Now, what?  Think quality over quantity. It is quite possible that one high-level question is more challenging than twenty low-level questions. Plus, being asked to show mastery of a concept or skill twenty times builds frustration for high-achieving students because they don’t need the practice and similarly produces frustration for struggling students because they are practicing the skill incorrectly 20 times.

#5: “I don’t need to change anything about my instructional practices to effectively differentiate.”

Clarification: Frankly, the factory model of teaching is not appropriate for today’s learners. If at any point while reading this blog post you thought, “Well, I can’t do that because what would the rest of the students be doing…?” this misinterpretation may be subconsciously preventing you from truly differentiating for your students.
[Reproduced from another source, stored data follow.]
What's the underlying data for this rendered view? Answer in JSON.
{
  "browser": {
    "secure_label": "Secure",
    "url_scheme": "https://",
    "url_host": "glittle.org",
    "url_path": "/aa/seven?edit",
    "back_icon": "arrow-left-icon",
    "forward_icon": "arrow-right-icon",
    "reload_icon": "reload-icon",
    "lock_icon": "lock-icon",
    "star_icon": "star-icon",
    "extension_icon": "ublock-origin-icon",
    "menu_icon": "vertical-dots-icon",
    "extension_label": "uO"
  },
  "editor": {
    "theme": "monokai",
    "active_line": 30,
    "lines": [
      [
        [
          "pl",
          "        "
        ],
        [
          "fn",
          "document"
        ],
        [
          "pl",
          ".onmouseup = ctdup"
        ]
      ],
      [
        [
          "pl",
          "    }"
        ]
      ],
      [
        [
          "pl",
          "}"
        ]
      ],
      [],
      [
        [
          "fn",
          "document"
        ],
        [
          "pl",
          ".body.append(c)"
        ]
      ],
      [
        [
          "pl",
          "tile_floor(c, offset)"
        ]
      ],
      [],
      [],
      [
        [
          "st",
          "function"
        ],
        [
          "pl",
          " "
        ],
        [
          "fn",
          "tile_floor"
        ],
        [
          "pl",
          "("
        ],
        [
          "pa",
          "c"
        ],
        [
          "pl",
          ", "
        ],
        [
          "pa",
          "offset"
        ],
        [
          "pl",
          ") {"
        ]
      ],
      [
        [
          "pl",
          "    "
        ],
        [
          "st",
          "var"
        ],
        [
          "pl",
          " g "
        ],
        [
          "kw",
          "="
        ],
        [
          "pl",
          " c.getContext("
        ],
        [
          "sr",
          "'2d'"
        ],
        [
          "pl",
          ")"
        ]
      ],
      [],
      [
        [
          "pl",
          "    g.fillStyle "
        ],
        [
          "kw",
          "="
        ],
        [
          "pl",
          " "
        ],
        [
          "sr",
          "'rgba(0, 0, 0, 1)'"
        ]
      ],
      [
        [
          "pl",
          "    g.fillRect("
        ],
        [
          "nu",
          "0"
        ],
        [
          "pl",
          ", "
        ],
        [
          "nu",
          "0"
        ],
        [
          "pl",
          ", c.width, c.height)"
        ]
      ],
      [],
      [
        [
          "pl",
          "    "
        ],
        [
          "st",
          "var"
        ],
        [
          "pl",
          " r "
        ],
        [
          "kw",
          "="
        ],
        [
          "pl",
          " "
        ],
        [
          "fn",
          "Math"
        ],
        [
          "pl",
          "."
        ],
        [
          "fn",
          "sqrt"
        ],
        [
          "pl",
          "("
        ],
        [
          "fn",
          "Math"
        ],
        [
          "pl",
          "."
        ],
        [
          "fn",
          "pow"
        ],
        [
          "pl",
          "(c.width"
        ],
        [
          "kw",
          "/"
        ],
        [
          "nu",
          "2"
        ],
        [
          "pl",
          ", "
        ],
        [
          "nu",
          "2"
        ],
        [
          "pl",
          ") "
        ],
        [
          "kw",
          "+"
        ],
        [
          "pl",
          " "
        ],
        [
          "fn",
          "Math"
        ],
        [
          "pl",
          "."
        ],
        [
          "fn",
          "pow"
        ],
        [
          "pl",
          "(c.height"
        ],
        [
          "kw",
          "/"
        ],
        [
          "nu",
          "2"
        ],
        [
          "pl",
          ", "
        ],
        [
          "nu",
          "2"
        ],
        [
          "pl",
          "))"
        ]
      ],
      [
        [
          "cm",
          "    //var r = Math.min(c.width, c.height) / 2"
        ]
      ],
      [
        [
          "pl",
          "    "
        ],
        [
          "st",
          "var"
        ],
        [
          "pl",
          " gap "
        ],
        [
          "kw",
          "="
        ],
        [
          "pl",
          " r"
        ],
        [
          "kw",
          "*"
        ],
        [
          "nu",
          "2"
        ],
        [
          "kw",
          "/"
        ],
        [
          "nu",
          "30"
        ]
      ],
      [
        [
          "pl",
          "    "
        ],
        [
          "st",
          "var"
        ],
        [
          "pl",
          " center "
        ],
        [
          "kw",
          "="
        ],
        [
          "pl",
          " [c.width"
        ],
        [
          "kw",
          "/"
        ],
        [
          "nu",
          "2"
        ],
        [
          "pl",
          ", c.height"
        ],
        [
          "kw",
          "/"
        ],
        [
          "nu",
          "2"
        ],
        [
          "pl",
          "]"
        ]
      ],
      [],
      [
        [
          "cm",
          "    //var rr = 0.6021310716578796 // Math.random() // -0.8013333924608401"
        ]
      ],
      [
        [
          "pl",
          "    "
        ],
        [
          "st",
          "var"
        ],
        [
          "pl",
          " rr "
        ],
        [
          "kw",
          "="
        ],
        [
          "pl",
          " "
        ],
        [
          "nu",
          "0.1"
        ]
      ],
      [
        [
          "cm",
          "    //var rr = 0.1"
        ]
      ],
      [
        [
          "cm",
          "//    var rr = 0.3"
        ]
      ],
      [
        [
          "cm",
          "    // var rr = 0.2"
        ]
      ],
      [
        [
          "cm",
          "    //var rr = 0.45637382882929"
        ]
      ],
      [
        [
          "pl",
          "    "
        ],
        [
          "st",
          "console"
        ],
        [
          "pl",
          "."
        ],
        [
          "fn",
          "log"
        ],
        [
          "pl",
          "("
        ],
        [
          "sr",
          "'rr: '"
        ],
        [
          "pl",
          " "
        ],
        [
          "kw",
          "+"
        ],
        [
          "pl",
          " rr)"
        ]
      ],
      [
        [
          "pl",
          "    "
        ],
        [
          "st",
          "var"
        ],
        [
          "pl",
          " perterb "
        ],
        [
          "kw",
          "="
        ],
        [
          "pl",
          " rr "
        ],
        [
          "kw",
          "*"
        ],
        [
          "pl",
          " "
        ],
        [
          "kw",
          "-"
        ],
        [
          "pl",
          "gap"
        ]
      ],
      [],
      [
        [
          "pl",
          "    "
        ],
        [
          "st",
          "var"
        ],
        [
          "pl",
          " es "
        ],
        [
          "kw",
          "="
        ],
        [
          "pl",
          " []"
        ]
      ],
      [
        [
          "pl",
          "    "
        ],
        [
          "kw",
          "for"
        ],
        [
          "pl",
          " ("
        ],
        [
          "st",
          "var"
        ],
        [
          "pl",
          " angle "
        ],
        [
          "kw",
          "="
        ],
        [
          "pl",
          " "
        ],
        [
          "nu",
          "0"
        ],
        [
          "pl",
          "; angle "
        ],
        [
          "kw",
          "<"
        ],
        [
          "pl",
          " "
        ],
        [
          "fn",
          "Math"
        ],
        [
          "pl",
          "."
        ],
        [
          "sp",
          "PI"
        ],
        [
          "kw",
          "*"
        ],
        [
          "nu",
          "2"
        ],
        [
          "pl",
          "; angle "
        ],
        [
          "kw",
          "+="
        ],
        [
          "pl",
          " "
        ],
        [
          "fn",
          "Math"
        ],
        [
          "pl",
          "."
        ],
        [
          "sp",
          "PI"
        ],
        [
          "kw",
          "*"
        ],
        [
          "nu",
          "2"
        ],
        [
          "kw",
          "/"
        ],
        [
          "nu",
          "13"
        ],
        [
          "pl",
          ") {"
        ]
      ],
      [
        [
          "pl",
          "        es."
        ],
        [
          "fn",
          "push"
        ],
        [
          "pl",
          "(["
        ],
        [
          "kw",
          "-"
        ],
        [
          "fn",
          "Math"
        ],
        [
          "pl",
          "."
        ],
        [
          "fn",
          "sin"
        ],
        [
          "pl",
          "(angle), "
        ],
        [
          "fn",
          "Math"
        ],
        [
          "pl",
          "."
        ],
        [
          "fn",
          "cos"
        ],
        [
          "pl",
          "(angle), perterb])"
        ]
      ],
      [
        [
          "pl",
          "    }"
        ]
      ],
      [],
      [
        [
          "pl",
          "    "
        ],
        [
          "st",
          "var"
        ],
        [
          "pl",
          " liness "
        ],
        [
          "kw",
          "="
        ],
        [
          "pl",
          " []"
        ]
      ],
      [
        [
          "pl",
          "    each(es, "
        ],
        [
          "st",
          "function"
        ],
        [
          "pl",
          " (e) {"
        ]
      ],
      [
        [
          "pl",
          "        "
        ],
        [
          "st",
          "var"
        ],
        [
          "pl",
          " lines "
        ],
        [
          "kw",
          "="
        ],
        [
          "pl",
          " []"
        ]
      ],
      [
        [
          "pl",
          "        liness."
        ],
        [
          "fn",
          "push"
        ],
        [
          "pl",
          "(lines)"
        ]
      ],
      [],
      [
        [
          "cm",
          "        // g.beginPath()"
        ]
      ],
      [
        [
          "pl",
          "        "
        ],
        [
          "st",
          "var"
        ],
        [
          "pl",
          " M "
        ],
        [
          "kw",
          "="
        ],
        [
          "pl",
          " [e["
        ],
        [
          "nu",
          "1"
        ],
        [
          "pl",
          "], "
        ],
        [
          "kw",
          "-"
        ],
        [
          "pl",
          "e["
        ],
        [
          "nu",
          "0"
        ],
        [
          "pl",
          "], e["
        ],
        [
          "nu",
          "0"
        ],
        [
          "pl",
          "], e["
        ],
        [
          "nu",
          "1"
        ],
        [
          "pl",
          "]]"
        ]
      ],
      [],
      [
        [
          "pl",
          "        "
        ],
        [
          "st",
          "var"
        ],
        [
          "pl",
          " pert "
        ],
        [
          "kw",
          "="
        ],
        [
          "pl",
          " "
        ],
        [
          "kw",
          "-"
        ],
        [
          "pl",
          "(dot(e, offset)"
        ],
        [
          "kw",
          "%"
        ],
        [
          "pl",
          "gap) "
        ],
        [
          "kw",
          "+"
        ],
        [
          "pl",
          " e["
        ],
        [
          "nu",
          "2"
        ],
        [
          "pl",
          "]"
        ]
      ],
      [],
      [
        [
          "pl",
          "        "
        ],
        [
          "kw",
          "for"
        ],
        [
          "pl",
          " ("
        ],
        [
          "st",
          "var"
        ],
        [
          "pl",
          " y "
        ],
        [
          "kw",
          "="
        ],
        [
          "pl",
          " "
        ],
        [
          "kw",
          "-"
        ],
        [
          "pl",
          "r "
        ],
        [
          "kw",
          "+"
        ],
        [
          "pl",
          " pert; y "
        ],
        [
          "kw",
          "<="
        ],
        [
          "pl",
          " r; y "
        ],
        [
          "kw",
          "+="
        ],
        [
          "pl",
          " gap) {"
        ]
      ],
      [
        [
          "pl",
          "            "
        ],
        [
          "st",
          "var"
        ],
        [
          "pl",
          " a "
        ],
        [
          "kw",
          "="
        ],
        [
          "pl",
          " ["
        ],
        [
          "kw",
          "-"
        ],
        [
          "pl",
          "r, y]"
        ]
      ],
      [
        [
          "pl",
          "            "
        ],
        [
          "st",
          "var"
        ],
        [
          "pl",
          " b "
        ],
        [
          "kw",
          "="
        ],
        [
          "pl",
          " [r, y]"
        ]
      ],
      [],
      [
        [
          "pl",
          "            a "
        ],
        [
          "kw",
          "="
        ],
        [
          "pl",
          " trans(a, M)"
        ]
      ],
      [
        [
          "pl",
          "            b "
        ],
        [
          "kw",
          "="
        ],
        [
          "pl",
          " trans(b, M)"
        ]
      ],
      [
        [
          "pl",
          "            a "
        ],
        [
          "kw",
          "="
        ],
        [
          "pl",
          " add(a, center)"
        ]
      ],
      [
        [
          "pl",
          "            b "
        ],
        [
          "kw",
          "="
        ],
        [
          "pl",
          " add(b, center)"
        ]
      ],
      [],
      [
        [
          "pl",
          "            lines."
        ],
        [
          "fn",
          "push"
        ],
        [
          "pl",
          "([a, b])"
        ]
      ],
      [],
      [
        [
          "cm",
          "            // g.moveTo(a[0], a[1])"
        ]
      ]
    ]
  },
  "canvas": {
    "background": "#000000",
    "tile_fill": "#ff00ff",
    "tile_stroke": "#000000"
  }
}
Now, what? Don’t beat yourself up; you are not alone. The first step in change is recognizing the issue. Take small steps and allow yourself time to learn and practice. If your district employs instructional coaches, partner a coach in an authentic coaching cycle.  If your school district does not have instructional coaches, partner with a colleague. Engage in a book study and try something together. Lastly, I encourage everyone to build a global PLN (professional learning network) by connecting with other educators on social media.

As you begin the school year, try to reconcile these misconceptions by attempting to implement one of the clarifications. Be patient and if a piece isn’t fitting, reflect and try another piece. Differentiation may never be easy, but it will always be worth the effort.